As I wandered through the area I found myself pausing regularly to take in entertaining little nuances. Perhaps the most entertaining was an old beat up tourism sign on what looked to be a small abandoned building framed perfectly by a sign for the local strip-club which was across a side street and right next door. The end result was a comical contrast of clashing cultures which perfectly reflects Flagstaff’s eclectic culture.
Before long I found myself crossing back over the tracks and into the city’s main downtown area. A mixture of outdoor shops, restaurants, bars, new age shops, art galleries and coffee shops the whole area is alive with foot traffic and bustling with energy. People are friendly and the sound of an outdoor music performance could be heard drifting from a public square near by. Truly, it’s a great part of town and one that I’d never seen or experienced during previous trips. The area which also holds the town’s bar district (similar to Whiskey Row in Prescott and Mill Avenue in Tempe) was something I’d only seen at night and often only in passing.
From there it was back to the hostel where I quickly struck up a conversation with two guys from the UK – one from England, one from Scotland.

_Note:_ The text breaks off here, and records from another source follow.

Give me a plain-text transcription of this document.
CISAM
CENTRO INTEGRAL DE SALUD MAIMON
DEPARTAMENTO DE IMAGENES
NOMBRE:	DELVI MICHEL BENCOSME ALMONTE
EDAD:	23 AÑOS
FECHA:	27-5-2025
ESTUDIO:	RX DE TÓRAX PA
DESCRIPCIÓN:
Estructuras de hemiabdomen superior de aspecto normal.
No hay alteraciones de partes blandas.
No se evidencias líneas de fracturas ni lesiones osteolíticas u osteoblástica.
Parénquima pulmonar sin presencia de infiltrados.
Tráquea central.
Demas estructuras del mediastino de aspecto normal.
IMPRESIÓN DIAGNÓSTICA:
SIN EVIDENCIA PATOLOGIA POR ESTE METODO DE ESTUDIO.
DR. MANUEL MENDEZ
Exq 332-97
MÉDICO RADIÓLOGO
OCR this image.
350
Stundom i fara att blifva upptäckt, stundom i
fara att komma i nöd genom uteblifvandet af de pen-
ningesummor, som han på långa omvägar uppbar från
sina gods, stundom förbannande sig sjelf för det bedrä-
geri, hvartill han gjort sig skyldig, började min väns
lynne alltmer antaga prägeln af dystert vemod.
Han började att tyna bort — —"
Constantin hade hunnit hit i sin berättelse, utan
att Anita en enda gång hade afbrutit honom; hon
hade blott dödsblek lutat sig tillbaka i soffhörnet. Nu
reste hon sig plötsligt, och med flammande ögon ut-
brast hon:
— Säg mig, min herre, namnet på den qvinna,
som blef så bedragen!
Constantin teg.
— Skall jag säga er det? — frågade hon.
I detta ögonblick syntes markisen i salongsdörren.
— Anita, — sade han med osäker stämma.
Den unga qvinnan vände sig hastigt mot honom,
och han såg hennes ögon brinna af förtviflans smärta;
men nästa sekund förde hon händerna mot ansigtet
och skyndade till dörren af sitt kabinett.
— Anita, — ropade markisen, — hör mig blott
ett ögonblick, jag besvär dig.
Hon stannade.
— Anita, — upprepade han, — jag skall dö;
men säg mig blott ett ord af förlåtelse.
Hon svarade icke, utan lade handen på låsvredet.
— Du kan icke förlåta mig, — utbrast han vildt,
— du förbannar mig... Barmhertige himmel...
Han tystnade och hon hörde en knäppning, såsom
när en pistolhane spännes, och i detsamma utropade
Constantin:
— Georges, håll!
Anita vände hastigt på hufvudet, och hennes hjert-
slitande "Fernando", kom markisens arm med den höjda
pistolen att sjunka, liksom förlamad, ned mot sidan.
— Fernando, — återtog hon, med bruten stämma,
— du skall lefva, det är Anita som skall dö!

As it turned out there were 6 of them, all Royal Airforce/Military on a two week hiking trip out from their military base on Cypress. We quickly hit it off and talked travel, Arizona, US and Mexican food before joining a game of horse shoes (a first for them) with two girls from Durango. As we continued to get acquainted over a beer or two a French Canadian gal joined the group, along with two Germany girls and the rest of the Brits. We shared stories, got acquainted and then got several raging games of table football going before playing some music. Shortly after 11PM I geared up to head to the bars where I was scheduled to meet up with an old College friend. I set off with one of the guys from Scotland in tow. Before long we’d found our way into one of the local watering holes and set to enjoying the local bar scene.
A while later my friend arrived with several of his girlfriends. We got acquainted and continued telling funny stories while laughing heartily as the others tried to decipher Paddy’s thick Glasgow accent. As the night wound down, I shared my plans for the following day with Noelle – one of Ryan’s friends. She expressed interest in the trip and I invited her to join. To my surprise (Given we’d just met and since I’d made it clear I didn’t have a set schedule) she jumped at the opportunity. We set a time to connect in the and then said our goodbyes before heading back to the hostel to call it a night.